Among the teams which Rosenthal believes could wield some interest in Glaus -- whose progress in terms of his hitting is currently beyond that of his throwing; he's reportedly struggling to throw at distances of greater than 90 feet -- are the Rangers, Mets, Giants, Braves, Tigers and Mariners, although you'd have to scratch the first team off that list by default without the benefit of a substantial cash subsidy from the Cardinals; Glaus is banking $11.25 million in 2009 and will be due nearly $4 million through the regular season's final two months, and the 32-year-old slugger also wields a full no-trade clause which could require additional enticements to waive.
Glaus has not posted a full-season wOBA lower than .363 since 2003, his penultimate season in an Angels uniform (.349), and would likely give the Rangers' offense an immediate one- to two-win boost over the remainder of the regular season if healthy (not to mention his potential post-season impact), but one wouldn't assume that the Cardinals would be particularly motivated to eat a substantial portion of his remaining salary -- think 80 percent, or thereabouts -- and receive only a marginal package of prospects in return. Texas has the ammunition in terms of young talent to make a deal happen, but to pull the trigger would represent a substantial risk, given that the acquisition of Glaus would not be any assurance of a post-season berth.
● As part of a Monday morning column which fixated on the importance of the Rangers eschewing the win-at-all-costs approach but also seemed to meander to and fro, Kevin Sherrington of the Dallas Morning News issued this blanket condemnation of the ballclub's relief corps:
If Daniels is inclined to make any moves, the best might be to shore up a weak bullpen. A veteran wouldn't cost much, and he wouldn't take up space better served for young talent.
Speaking strictly from a run prevention perspective, this assertion is correct: The Rangers' 2009 relief ERA of 4.58 through 190.2 innings is dwarfed by the American League average relief ERA of 4.24, a consequence of opposing batters clubbing Rangers relievers to the tune of .271/.353/.449 -- and yet, these same relievers have fashioned a 3.36 WPA (Win Probability Added), good for the third-best mark compiled by any bullpen in baseball. How is this possible?
The answer: Leverage, as quantified by LI (Leverage Index) -- a Tom Tango-devised measure of how important a particular game situation is, which takes into account the inning, score, number of outs and the number of baserunners. The baseline LI is 1.00, which is considered a neutral game situation, while 20 percent of plays have LIs above 1.50 and 10 percent of plays have LIs above 2.00. Superior performance in imperative game situations is accounted for in this way (and is incorporated into WPA); for example, a game-ending strikeout notched by the home closer with his team up one run obviously carries far greater weight in terms of enhancing his team's probability of winning than a fifth-inning strikeout notched by the home starting pitcher with his team up six runs. It's all about context.

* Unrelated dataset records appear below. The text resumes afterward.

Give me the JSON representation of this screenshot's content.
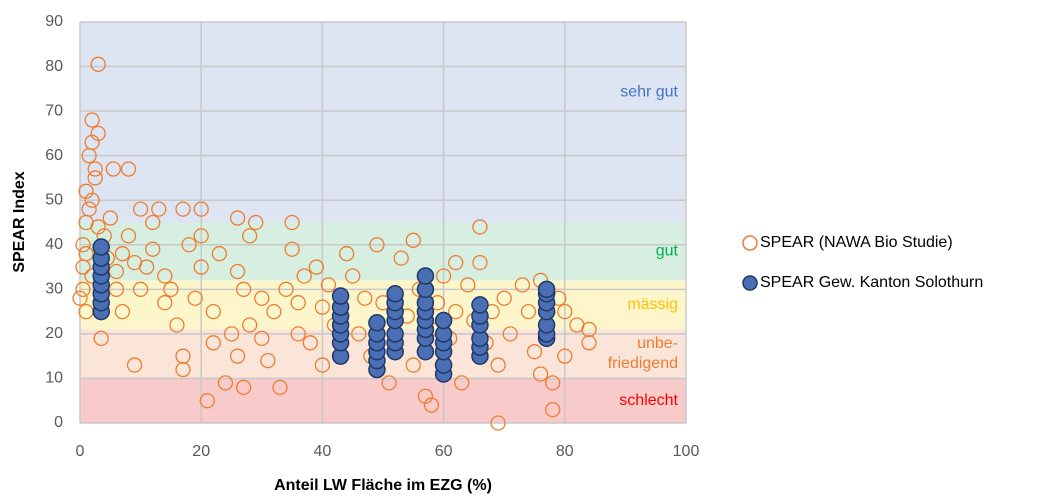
{
  "chart_data": {
    "type": "scatter",
    "xlabel": "Anteil LW Fläche im EZG (%)",
    "ylabel": "SPEAR Index",
    "xlim": [
      0,
      100
    ],
    "xticks": [
      0,
      20,
      40,
      60,
      80,
      100
    ],
    "ylim": [
      0,
      90
    ],
    "yticks": [
      0,
      10,
      20,
      30,
      40,
      50,
      60,
      70,
      80,
      90
    ],
    "grid": true,
    "legend": "right",
    "bands": [
      {
        "label": "sehr gut",
        "from": 45,
        "to": 90,
        "color": "#dde5f3",
        "text_color": "#4472c4"
      },
      {
        "label": "gut",
        "from": 32,
        "to": 45,
        "color": "#d6efe0",
        "text_color": "#00b050"
      },
      {
        "label": "mässig",
        "from": 21,
        "to": 32,
        "color": "#fdf6cb",
        "text_color": "#ffc000"
      },
      {
        "label": [
          "unbe-",
          "friedigend"
        ],
        "from": 10,
        "to": 21,
        "color": "#fbe4d8",
        "text_color": "#ed7d31"
      },
      {
        "label": "schlecht",
        "from": 0,
        "to": 10,
        "color": "#f9caca",
        "text_color": "#ff0000"
      }
    ],
    "series": [
      {
        "name": "SPEAR (NAWA Bio Studie)",
        "color": "#ed7d31",
        "filled": false,
        "x": [
          1,
          1.5,
          2,
          2,
          2.5,
          3,
          1,
          0.5,
          0.5,
          0,
          0.5,
          1,
          1.5,
          2,
          2.5,
          3,
          3,
          2,
          1,
          3.5,
          4,
          4.5,
          5,
          5.5,
          6,
          6,
          7,
          7,
          8,
          8,
          9,
          9,
          10,
          10,
          11,
          12,
          12,
          13,
          14,
          14,
          15,
          16,
          17,
          17,
          17,
          18,
          19,
          20,
          20,
          20,
          21,
          22,
          22,
          23,
          24,
          25,
          26,
          26,
          26,
          27,
          27,
          28,
          28,
          29,
          30,
          30,
          31,
          32,
          33,
          34,
          35,
          35,
          36,
          36,
          37,
          38,
          39,
          40,
          40,
          41,
          42,
          44,
          45,
          46,
          47,
          48,
          49,
          50,
          51,
          53,
          54,
          55,
          55,
          56,
          57,
          58,
          58,
          59,
          60,
          61,
          62,
          62,
          63,
          64,
          65,
          66,
          66,
          67,
          68,
          69,
          69,
          70,
          71,
          73,
          74,
          75,
          76,
          76,
          77,
          78,
          78,
          79,
          80,
          80,
          82,
          84,
          84
        ],
        "values": [
          52,
          60,
          68,
          63,
          57,
          65,
          45,
          40,
          35,
          28,
          30,
          38,
          48,
          50,
          55,
          80.5,
          44,
          33,
          25,
          19,
          42,
          37,
          46,
          57,
          34,
          30,
          38,
          25,
          42,
          57,
          36,
          13,
          48,
          30,
          35,
          45,
          39,
          48,
          33,
          27,
          30,
          22,
          48,
          15,
          12,
          40,
          28,
          48,
          35,
          42,
          5,
          25,
          18,
          38,
          9,
          20,
          46,
          34,
          15,
          30,
          8,
          42,
          22,
          45,
          28,
          19,
          14,
          25,
          8,
          30,
          39,
          45,
          20,
          27,
          33,
          18,
          35,
          26,
          13,
          31,
          22,
          38,
          33,
          20,
          28,
          15,
          40,
          27,
          9,
          37,
          24,
          41,
          13,
          30,
          6,
          4,
          21,
          27,
          33,
          19,
          36,
          25,
          9,
          31,
          23,
          44,
          36,
          18,
          25,
          13,
          0,
          28,
          20,
          31,
          25,
          16,
          11,
          32,
          22,
          9,
          3,
          28,
          15,
          25,
          22,
          18,
          21
        ]
      },
      {
        "name": "SPEAR Gew. Kanton Solothurn",
        "color": "#4a6fb5",
        "filled": true,
        "x": [
          3.5,
          3.5,
          3.5,
          3.5,
          3.5,
          3.5,
          3.5,
          3.5,
          43,
          43,
          43,
          43,
          43,
          43,
          43,
          49,
          49,
          49,
          49,
          49,
          49,
          52,
          52,
          52,
          52,
          52,
          52,
          52,
          57,
          57,
          57,
          57,
          57,
          57,
          57,
          57,
          60,
          60,
          60,
          60,
          60,
          60,
          66,
          66,
          66,
          66,
          66,
          66,
          77,
          77,
          77,
          77,
          77,
          77,
          77
        ],
        "values": [
          25,
          27,
          29,
          31,
          33,
          35,
          37,
          39.5,
          15,
          18,
          20,
          22,
          24,
          26,
          28.5,
          12,
          14,
          16,
          18,
          20,
          22.5,
          16,
          18,
          20,
          23,
          25,
          27,
          29,
          16,
          19,
          21,
          23,
          25,
          27,
          30,
          33,
          11,
          13,
          16,
          18,
          20,
          23,
          15,
          17,
          19,
          22,
          24,
          26.5,
          19,
          20,
          22,
          25,
          27,
          29,
          30
        ]
      }
    ]
  }
}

Not only have closer Frank Francisco (2.14 pLI, with pLI being average LI for all game events) and the de facto setup tandem of Darren O'Day (1.30 pLI) and C.J. Wilson (1.71 pLI) admirably served as the Rangers' undisputed top relievers thus far in 2009, but they also have amassed the pitching staff's three largest pLIs; in essence, manager Ron Washington is uniformly deploying his best pitchers in the most critical game situations, which is exactly what a reasonable person should expect him to do.
Complement that formidable trio with the steady services of sinkerballer Jason Jennings and potentially viable long reliever Jason Grilli, and you have the basis of a bullpen which could undoubtedly benefit from a mid-season infusion of talent (particularly where the second left-handed relief spot is concerned, for Eddie Guardado sadly isn't getting the job done right now), but isn't quite as vulnerable as Sherrington's employment of the adjective "weak" might suggest.